Calculating similarities

It is possible to compare the resulting vector representation from our documents and find a semantical similarity descriptive value. I remember while writing a post a few months ago about the Jaccard Index Similarity to bump into a concept called Locality-Sensitive Hashing.

LSH is an algorithm that solves the approximate or exact Near Neighbor Search in high dimensional spaces. The general approach to LSH is to hash items multiple times, in such a way that similar items are more likely to be hashed to the same bucket than dissimilar ones.

The following picture shows how four documents (represented by the colors green, red, orange and blue) are located into buckets after applied a hash function. Because the green and the red document are placed in the same bucket, we can conclude that those documents are neighbors or similar.

Because of the random nature of the hash function, obviously calling it only once opens the door to possible errors. In the following picture all the documents are placed in different buckets, so it is impossible for us to conclude the similarities between them.

That is why LSH hashes multiple times trying to avoid this situation.

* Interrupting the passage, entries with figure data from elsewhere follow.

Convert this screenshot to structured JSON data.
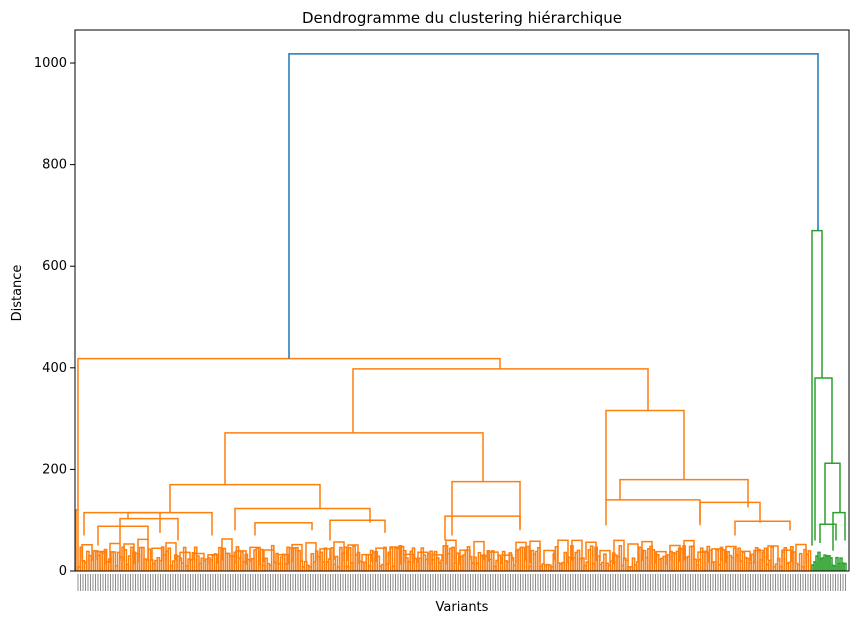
{
  "chart_data": {
    "type": "dendrogram",
    "title": "Dendrogramme du clustering hiérarchique",
    "xlabel": "Variants",
    "ylabel": "Distance",
    "ylim": [
      0,
      1065
    ],
    "yticks": [
      0,
      200,
      400,
      600,
      800,
      1000
    ],
    "grid": false,
    "colors": {
      "root": "#1f77b4",
      "cluster_1": "#ff7f0e",
      "cluster_2": "#2ca02c",
      "axis": "#000000"
    },
    "clusters": [
      {
        "name": "cluster_1",
        "color": "#ff7f0e",
        "merge_height": 418,
        "major_merges": [
          {
            "height": 418,
            "note": "left singleton + main group"
          },
          {
            "height": 398,
            "note": "main group split"
          },
          {
            "height": 272,
            "note": "left-center subgroup"
          },
          {
            "height": 316,
            "note": "right subgroup"
          },
          {
            "height": 170,
            "note": "sub-branch"
          },
          {
            "height": 176,
            "note": "sub-branch"
          },
          {
            "height": 180,
            "note": "sub-branch"
          },
          {
            "height": 140,
            "note": "sub-branch"
          },
          {
            "height": 123,
            "note": "sub-branch"
          },
          {
            "height": 115,
            "note": "sub-branch"
          },
          {
            "height": 108,
            "note": "sub-branch"
          },
          {
            "height": 135,
            "note": "sub-branch"
          }
        ]
      },
      {
        "name": "cluster_2",
        "color": "#2ca02c",
        "merge_height": 670,
        "major_merges": [
          {
            "height": 670
          },
          {
            "height": 380
          },
          {
            "height": 212
          },
          {
            "height": 115
          },
          {
            "height": 92
          }
        ]
      }
    ],
    "root_merge_height": 1018
  }
}
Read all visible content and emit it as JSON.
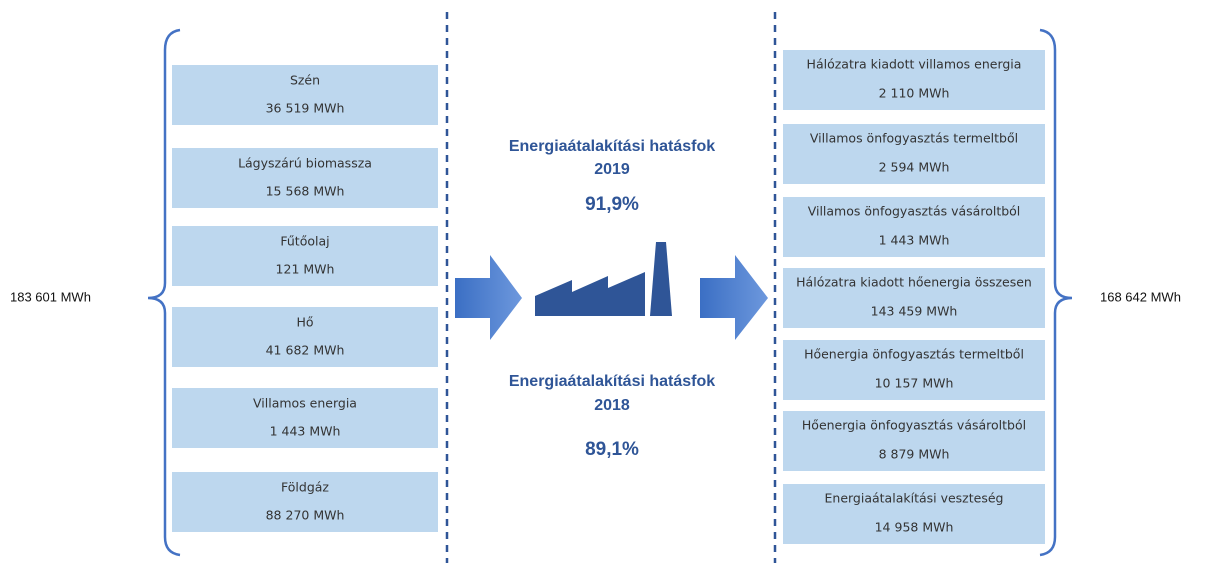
{
  "input_total": "183 601 MWh",
  "output_total": "168 642 MWh",
  "inputs": [
    {
      "label": "Szén",
      "value": "36 519 MWh"
    },
    {
      "label": "Lágyszárú biomassza",
      "value": "15 568 MWh"
    },
    {
      "label": "Fűtőolaj",
      "value": "121 MWh"
    },
    {
      "label": "Hő",
      "value": "41 682 MWh"
    },
    {
      "label": "Villamos energia",
      "value": "1 443 MWh"
    },
    {
      "label": "Földgáz",
      "value": "88 270 MWh"
    }
  ],
  "outputs": [
    {
      "label": "Hálózatra kiadott villamos energia",
      "value": "2 110 MWh"
    },
    {
      "label": "Villamos önfogyasztás termeltből",
      "value": "2 594 MWh"
    },
    {
      "label": "Villamos önfogyasztás vásároltból",
      "value": "1 443 MWh"
    },
    {
      "label": "Hálózatra kiadott hőenergia összesen",
      "value": "143 459 MWh"
    },
    {
      "label": "Hőenergia önfogyasztás termeltből",
      "value": "10 157 MWh"
    },
    {
      "label": "Hőenergia önfogyasztás vásároltból",
      "value": "8 879 MWh"
    },
    {
      "label": "Energiaátalakítási veszteség",
      "value": "14 958 MWh"
    }
  ],
  "efficiency": [
    {
      "title": "Energiaátalakítási hatásfok",
      "year": "2019",
      "value": "91,9%"
    },
    {
      "title": "Energiaátalakítási hatásfok",
      "year": "2018",
      "value": "89,1%"
    }
  ]
}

For instance, given documents A and B our Python script get their similarity by calculating the result of N different hash functions from both document vector representations. The index similarity between both documents should be calculated by summing the number of times those hashes are placed in the same bucket and dividing that sum by the number of total hash functions - N.

Our script returns a value between zero and one representing the similarity of both documents. The closer to one the value is the more similar those documents are.

Conclusions and results

At the end, being unable to leave home because of the winter storm wasn’t that bad. It was a great experience to pair with @nandajavarma, and we managed in just one day to finish the script. Surprisingly the results when comparing different documents are quite good. We are kind of proud of what we achieved in just one afternoon.

> python similarity.py sample_pdfs/Star\ Wars.pdf sample_pdfs/Star\ Trek.pdf sample_pdfs/Chocolate.pdf 

    title  Star Wars  Star Trek  Chocolate
Star Wars        1.0        0.9        0.2

In the future, it would be nice to modify the code in order to try different approaches of the LSH algorithm and compare results. For instance, it is possible to divide the vector representation of a document into N parts - instead of hashing against the whole vector, each hash function is used against one slice of the vector.